Cerchiamo di analizzare quello che sta succedendo nel mondo extra-ospedaliero e dei Pronto Soccorso. Rabbia, divisione e incompatibilità fra richieste sono i crepacci in cui si rischia di cadere. Ecco perché il reparto più importante dell’ospedale assomiglia sempre di più ad un “aspettificio”.

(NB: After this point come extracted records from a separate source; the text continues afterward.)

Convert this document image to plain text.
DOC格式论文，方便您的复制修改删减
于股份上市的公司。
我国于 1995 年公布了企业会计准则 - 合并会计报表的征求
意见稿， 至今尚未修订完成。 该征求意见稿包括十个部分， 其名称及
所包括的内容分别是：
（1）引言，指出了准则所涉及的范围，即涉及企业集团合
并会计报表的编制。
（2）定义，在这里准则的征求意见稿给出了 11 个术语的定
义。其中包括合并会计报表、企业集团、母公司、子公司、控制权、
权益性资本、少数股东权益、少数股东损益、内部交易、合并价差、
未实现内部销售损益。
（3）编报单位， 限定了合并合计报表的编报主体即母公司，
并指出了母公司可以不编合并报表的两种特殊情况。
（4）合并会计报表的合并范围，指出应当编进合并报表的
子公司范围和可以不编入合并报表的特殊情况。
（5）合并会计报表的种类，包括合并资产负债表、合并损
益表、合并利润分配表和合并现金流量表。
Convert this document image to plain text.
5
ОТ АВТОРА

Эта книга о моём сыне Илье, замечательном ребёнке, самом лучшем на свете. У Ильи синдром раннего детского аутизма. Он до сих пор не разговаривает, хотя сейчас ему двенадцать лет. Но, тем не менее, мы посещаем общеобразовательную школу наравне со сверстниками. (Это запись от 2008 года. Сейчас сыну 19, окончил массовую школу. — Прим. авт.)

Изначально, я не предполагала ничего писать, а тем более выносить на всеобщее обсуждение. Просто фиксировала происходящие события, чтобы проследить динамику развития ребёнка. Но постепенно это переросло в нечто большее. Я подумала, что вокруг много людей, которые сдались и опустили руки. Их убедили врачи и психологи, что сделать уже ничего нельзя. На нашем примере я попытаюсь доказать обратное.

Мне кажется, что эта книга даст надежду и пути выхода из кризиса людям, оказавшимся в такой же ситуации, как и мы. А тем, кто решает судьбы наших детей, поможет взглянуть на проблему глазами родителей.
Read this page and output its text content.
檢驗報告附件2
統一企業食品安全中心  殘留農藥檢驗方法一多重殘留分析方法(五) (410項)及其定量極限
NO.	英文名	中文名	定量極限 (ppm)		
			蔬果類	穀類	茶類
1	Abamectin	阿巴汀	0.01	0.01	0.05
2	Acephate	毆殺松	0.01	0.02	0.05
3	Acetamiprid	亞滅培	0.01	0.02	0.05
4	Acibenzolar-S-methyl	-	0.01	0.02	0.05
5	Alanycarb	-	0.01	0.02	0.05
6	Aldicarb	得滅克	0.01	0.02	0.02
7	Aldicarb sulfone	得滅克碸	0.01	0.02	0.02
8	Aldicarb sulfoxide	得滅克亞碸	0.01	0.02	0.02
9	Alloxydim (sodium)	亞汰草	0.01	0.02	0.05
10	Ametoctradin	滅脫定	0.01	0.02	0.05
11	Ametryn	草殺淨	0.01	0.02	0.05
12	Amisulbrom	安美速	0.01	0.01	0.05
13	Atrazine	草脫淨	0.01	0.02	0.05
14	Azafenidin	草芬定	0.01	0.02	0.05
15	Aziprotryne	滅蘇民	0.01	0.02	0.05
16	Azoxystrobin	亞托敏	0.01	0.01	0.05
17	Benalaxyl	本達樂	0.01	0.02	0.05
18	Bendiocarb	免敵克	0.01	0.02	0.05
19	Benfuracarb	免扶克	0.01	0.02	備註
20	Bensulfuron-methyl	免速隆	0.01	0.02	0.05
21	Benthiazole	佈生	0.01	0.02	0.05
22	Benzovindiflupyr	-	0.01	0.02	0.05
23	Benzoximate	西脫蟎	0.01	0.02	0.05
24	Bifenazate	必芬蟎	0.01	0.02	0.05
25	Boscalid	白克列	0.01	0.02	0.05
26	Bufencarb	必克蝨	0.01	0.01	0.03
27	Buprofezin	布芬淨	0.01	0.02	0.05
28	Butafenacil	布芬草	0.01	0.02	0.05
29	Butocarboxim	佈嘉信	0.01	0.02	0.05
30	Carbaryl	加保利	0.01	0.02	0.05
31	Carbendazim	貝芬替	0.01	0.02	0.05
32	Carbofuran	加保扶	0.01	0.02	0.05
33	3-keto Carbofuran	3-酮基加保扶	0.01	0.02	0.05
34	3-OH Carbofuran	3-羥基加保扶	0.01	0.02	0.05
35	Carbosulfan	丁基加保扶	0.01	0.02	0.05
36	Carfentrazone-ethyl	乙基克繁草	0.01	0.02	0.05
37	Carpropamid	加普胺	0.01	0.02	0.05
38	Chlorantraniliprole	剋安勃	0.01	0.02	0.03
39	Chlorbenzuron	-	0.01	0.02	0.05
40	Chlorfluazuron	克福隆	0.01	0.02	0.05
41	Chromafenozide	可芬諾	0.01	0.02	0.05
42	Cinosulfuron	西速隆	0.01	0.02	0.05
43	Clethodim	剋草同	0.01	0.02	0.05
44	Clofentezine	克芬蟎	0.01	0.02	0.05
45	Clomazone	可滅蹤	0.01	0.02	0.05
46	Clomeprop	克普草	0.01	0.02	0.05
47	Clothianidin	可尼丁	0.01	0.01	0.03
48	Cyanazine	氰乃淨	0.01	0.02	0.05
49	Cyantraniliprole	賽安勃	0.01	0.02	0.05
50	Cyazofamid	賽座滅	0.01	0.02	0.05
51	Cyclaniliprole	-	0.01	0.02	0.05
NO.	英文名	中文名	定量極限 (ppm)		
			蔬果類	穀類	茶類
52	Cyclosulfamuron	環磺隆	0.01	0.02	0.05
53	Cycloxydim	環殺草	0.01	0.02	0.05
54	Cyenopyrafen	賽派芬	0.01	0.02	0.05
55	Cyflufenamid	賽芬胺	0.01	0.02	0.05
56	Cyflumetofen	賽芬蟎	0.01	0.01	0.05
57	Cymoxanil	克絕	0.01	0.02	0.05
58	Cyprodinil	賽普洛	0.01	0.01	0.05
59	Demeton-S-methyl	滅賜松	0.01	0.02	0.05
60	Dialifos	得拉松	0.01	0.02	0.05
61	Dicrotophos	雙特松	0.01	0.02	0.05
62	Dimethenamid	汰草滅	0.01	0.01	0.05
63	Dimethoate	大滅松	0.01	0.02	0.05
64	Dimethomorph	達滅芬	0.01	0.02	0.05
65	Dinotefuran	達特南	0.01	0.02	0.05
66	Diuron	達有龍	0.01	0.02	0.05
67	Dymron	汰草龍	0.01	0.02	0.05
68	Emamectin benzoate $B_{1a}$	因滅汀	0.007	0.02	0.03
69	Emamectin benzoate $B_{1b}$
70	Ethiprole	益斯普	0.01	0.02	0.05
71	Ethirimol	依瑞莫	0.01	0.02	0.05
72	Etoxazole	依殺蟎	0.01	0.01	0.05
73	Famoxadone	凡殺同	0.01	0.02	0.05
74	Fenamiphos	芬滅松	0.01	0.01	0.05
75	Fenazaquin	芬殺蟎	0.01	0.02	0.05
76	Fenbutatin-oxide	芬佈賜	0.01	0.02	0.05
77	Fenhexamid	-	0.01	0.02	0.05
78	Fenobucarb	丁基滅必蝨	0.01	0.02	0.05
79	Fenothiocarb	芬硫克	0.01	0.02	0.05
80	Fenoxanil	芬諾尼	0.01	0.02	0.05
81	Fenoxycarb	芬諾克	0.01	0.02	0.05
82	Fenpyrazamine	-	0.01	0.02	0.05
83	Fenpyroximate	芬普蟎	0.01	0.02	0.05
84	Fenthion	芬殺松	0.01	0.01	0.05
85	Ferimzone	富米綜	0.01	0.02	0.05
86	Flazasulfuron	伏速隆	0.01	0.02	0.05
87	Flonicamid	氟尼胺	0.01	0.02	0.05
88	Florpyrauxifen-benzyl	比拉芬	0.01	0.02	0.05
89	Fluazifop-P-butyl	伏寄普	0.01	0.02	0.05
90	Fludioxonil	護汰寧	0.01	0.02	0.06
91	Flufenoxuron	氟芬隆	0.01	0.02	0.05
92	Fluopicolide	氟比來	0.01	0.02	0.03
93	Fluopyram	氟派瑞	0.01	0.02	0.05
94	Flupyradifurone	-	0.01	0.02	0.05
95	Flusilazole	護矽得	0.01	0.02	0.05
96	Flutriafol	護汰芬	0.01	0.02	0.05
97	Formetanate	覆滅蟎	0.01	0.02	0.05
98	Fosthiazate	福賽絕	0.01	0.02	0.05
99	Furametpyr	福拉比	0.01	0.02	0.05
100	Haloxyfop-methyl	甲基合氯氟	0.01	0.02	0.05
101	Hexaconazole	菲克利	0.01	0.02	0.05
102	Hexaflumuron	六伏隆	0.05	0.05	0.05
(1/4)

Quando è stato annunciato il bonus da 90 milioni di euro per il personale che lavora in Pronto Soccorso, in redazione abbiamo iniziato a scommettere su cosa sarebbe avvenuto:

  1. Ha vinto chi ha detto: “Adesso saltano fuori quelli che vorranno il bonus anche per gli altri”;
  2. Ha vinto chi ha detto: “Adesso saltano fuori quelli che diranno che sono solo briciole”;
  3. Ha vinto chi ha detto: “Sarà difficile che la gente capisca di cosa stanno parlando”;

Avremmo preferito – tutti – che arrivasse qualcosa di forte. Vedere una risposta chiara non solo sull’aumento degli stipendi, ma anche sui tempi di riposo, sulla qualità del servizio per numero di pazienti, sulla formazione e sulle assunzioni di professionisti esteri (non è un tabù). Certo, il ministro della Salute Speranza non è di certo l’uomo amante delle telecamere e della propaganda. Nemmeno il tecnico giusto per tutto ciò. E gli assessori alla sanità di tutte le Regioni italiane conoscono bene i budget che hanno a disposizione: per loro accontentare i MEU e dare un segnale a tutto il settore potrebbe diventare un boomerang, in vista dell’apertura del tanto agognato PNRR. Insomma: attendersi qualcosa di più di un annuncio dal sapore mediatico era difficile. Ma ha fatto benissimo SIMEU a lanciare il sasso. Altrimenti sarebbe rimasto il mugugno, e non si sarebbero visti i gattopardi di questo sistema. Perché va detto: non tutti difendono i lavoratori per i lavoratori stessi. Non tutti hanno a cuore le condizioni di lavoro dei medici, degli infermieri e dei tecnici di emergenza-urgenza.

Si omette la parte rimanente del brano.